2) Related to the above point, the authors need to give uncertainties on their binding constants (subsection “Structural determinants of the plus versus minus NES”, first paragraph and Figure 4). Also, the way that the authors report K_D values is rather uncommon. It will be easier for readers to understand if conventional curve fitting errors are reported.

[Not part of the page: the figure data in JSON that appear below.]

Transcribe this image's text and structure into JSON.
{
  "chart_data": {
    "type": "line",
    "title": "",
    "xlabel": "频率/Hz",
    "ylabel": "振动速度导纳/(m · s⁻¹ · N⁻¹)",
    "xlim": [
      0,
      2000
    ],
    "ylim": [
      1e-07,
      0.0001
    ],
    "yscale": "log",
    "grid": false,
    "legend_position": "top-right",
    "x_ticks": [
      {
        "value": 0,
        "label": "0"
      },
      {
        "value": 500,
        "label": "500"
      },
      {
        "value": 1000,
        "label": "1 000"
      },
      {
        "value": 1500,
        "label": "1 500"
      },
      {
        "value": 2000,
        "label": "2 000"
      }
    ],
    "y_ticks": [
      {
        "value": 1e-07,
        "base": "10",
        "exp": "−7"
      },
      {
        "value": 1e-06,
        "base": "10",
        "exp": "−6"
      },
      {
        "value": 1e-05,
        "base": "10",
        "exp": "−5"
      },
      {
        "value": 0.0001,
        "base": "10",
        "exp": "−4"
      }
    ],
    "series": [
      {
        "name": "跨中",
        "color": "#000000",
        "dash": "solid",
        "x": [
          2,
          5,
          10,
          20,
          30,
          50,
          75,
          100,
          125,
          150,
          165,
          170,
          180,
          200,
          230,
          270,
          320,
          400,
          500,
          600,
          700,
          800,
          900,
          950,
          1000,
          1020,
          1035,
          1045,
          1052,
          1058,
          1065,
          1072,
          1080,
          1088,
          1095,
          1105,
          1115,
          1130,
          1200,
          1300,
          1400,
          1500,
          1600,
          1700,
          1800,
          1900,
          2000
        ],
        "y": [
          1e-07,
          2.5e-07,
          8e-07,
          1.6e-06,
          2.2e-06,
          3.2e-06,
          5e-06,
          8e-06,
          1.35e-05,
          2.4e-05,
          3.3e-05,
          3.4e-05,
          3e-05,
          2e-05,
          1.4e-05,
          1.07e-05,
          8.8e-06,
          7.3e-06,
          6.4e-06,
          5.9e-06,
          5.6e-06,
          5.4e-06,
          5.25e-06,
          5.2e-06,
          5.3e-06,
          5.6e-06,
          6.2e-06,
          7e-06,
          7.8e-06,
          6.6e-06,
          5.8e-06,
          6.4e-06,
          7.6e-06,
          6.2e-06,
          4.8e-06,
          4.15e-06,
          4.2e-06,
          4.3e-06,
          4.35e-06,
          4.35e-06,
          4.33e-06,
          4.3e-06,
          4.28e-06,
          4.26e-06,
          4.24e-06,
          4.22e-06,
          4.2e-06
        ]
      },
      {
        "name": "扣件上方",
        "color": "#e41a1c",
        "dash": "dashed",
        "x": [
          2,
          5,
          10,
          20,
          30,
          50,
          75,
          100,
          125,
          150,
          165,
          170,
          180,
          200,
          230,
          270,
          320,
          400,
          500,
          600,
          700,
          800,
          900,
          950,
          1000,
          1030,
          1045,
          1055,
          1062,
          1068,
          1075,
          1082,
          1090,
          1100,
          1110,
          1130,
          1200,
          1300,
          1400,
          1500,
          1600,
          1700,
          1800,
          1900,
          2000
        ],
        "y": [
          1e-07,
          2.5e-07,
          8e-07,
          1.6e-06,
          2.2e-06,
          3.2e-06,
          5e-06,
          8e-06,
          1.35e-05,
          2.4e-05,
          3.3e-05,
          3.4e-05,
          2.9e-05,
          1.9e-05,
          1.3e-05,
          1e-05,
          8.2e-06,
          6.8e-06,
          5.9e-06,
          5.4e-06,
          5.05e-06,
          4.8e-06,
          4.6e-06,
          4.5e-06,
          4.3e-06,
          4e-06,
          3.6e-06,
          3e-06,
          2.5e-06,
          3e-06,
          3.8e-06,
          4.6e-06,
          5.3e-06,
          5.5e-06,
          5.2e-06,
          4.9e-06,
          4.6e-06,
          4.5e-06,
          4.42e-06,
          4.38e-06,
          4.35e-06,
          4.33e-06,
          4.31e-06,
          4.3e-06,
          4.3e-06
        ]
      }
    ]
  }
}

We apologize for the inadvertent omission of an explanation of the error used in the original Figure 4. We now include a brief description and a citation for the statistical method that was used to calculate the ranges reported along with the fitted K_Ds in the main text, in subsection “Structural determinants of the plus versus minus NES”, that report the binding affinities of the various NESs: “Wild-type NESs MBP-hRio2^NES and MBP-CPEB4^NES bind CRM1 with K_Ds of 2200nM [1600,2900] and 590nM [400,840], respectively (Figure 4B). The ranges in brackets represent the 68.3% confidence intervals as calculated using F-statistics and error-surface projection method (Bevington & Robinson, 1992).”

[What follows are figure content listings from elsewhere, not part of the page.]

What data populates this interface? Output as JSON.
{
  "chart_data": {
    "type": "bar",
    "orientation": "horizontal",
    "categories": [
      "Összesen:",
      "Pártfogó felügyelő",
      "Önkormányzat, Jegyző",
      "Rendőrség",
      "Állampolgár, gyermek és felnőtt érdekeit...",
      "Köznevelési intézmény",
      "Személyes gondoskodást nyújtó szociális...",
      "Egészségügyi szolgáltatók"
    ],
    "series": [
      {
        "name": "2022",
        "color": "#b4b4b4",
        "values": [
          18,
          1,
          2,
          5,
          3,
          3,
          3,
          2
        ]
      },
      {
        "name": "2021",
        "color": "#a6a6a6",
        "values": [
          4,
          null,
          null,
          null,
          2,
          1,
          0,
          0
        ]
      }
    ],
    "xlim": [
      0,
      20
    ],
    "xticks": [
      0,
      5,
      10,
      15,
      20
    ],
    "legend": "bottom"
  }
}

We also included a longer description/explanation in the Methods (subsection “Competition differential bleaching assay monitored by Microscale Thermophoresis to measure CRM1-NES affinities”).

3) Regarding the bioinformatics, consensus sequences (five regularly spaced hydrophobic residues) are not a very stringent search pattern. The chances that such sequences will appear in random sequence (and non-import sequences) are quite high. And maybe it should be even higher in folded domains where hydrophobic residues show this kind of periodicity to form amphipathic secondary structures. The authors should comment about these false positives, and how likely they are to influence their numbers. Would it be possible if additional criteria can be included in improve the prediction power? For example, the predicted NESs should not be a part of folded protein structure.

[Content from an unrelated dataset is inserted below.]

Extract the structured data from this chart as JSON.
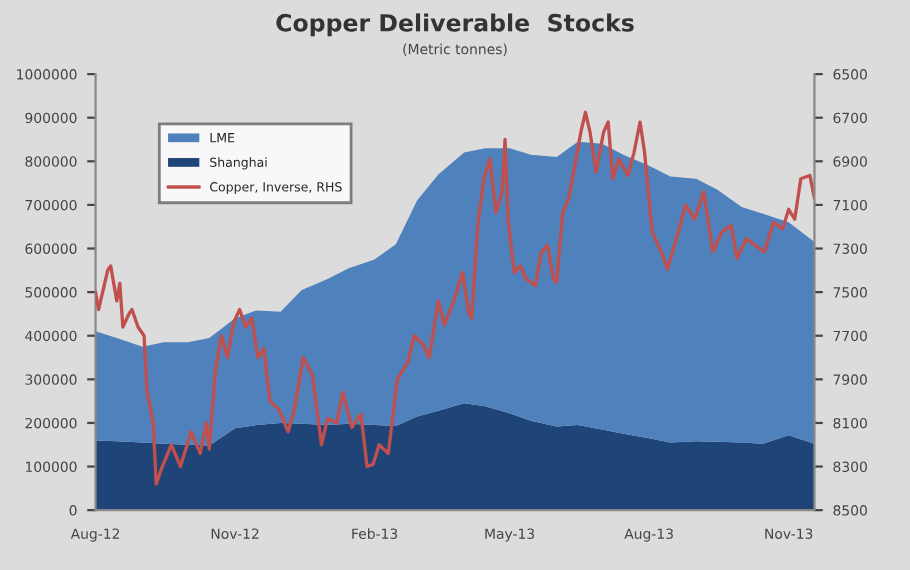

We strongly agree that using consensus sequences alone is not sufficient for NES prediction. In fact, we have discussed and addressed this issue at length in our previous papers on NES prediction (Fu et al. 2011; Xu et al., 2012; Xu et al, 2015). In those studies, we incorporated disorder prediction into our NES predictors, NESsential and LocNES, such that NES candidates are deemed less probable NESs if not located in disordered regions of proteins. We have revised the current manuscript to include a summary of our work on NES prediction (Discussion) where the use of sequence patterns along with incorporation of biophysical/structural properties such as disorder propensity and predicted solvent accessibility have significantly improved NES prediction. However, the prediction accuracy of our most recent and best NES predictor (LocNES) is still far from ideal (Xu et al., 2015). We have observed that structural information of CRM1 cargos can be useful to exclude NES candidates that reside within folded domains and thus are most likely inaccessible to CRM1. We plan to include more 3D structural information into our NES prediction schemes as more PDB entries of CRM1 cargos become available and modeling of 3D structures becomes more facile. In the meantime, we rephrased the Discussion accordingly (“Finally, accurate prediction of NESs has been difficult […] are the training/testing datasets for the development of our next generation NES predictors).

4) The authors are suggested to include at least one omit map in the main text, as this validation is essential to determine the directionality of NES binding to CRM1.

We have included omit maps for both hRio2^NES and CPEB4^NES in the new Figure 1.